CLIP: Architecture & How It Works

CLIP (Contrastive Language-Image Pre-training) learns to connect images and text by training on 400 million image-text pairs from the internet, enabling zero-shot visual classification and serving as a foundational component in modern multimodal AI systems.

Architecture Overview

CLIP consists of two parallel encoders: a vision encoder (either a ViT or modified ResNet) and a text encoder (a Transformer). Both encoders independently process their respective inputs and project them into a shared embedding space of the same dimensionality.

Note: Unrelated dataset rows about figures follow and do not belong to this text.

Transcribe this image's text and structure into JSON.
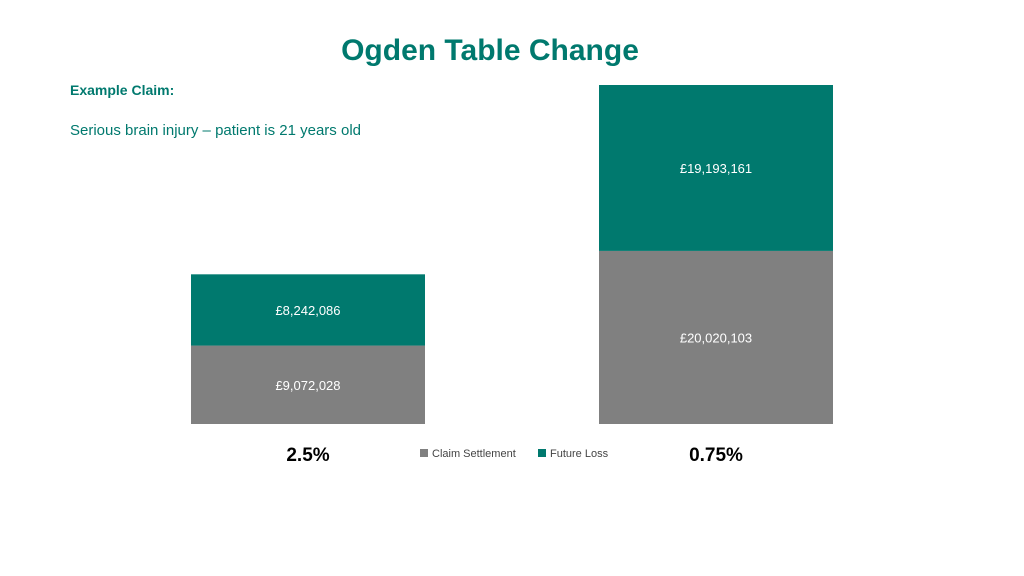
{
  "title": "Ogden Table Change",
  "claim": {
    "heading": "Example Claim:",
    "description": "Serious brain injury – patient is 21 years old"
  },
  "colors": {
    "claim_settlement": "#808080",
    "future_loss": "#00796e",
    "accent": "#00796e"
  },
  "chart_data": {
    "type": "bar",
    "stacked": true,
    "categories": [
      "2.5%",
      "0.75%"
    ],
    "series": [
      {
        "name": "Claim Settlement",
        "values": [
          9072028,
          20020103
        ],
        "labels": [
          "£9,072,028",
          "£20,020,103"
        ]
      },
      {
        "name": "Future Loss",
        "values": [
          8242086,
          19193161
        ],
        "labels": [
          "£8,242,086",
          "£19,193,161"
        ]
      }
    ],
    "ylim": [
      0,
      39213264
    ],
    "grid": false,
    "legend": "bottom-center"
  }
}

The vision encoder processes images into visual embeddings. For ViT variants, images are patchified and processed through standard Transformer layers, with the [CLS] token projected to the shared space. The text encoder is a 12-layer Transformer with masked self-attention, processing tokenized text (BPE, 49152 vocab) up to 77 tokens, with the [EOS] token representation projected to the shared space.

During training, CLIP processes batches of N image-text pairs and computes an N×N matrix of cosine similarities. The training objective (InfoNCE loss) maximizes similarity for the N correct pairs and minimizes it for the N²-N incorrect pairs, effectively performing N-way classification in both directions.

Key Innovations

Zero-shot transfer: By learning from natural language supervision, CLIP can classify images into any categories described in text without task-specific training
Contrastive learning at scale: Training on 400M noisy image-text pairs from the web proved more effective than smaller curated datasets
Natural language as supervision: Using free-form text descriptions instead of fixed label sets creates more flexible and transferable representations
Prompt engineering: Classification accuracy can be improved by engineering text prompts (e.g., "a photo of a {class}, a type of pet" instead of just "{class}")

Common Use Cases

Zero-shot image classification, image-text retrieval, image search, as the text encoder for Stable Diffusion, as vision encoder for multimodal models (LLaVA), content moderation, and visual question answering. CLIP embeddings are widely used for similarity search and filtering.

Notable Variants & Sizes

CLIP ViT-B/32 (151M), CLIP ViT-B/16 (150M), CLIP ViT-L/14 (428M), CLIP ViT-L/14@336px. OpenCLIP provides open-source reproductions trained on LAION-2B. SigLIP replaces InfoNCE with sigmoid loss for better efficiency. EVA-CLIP scales to ViT-E (4.4B).

Technical Details

CLIP ViT-L/14: 24-layer ViT (vision) + 12-layer Transformer (text), shared embedding dim 768, trained on WIT-400M (WebImageText). Vision: 14×14 patches, 16 heads, 1024-dim. Text: 12 layers, 8 heads, 512-dim, 49152 BPE vocab, 77 token max. Training uses AdamW with cosine decay, batch size 32768, mixed precision, and learnable temperature parameter (initialized to 0.07). Trained for 32 epochs on 256 V100 GPUs over 12 days.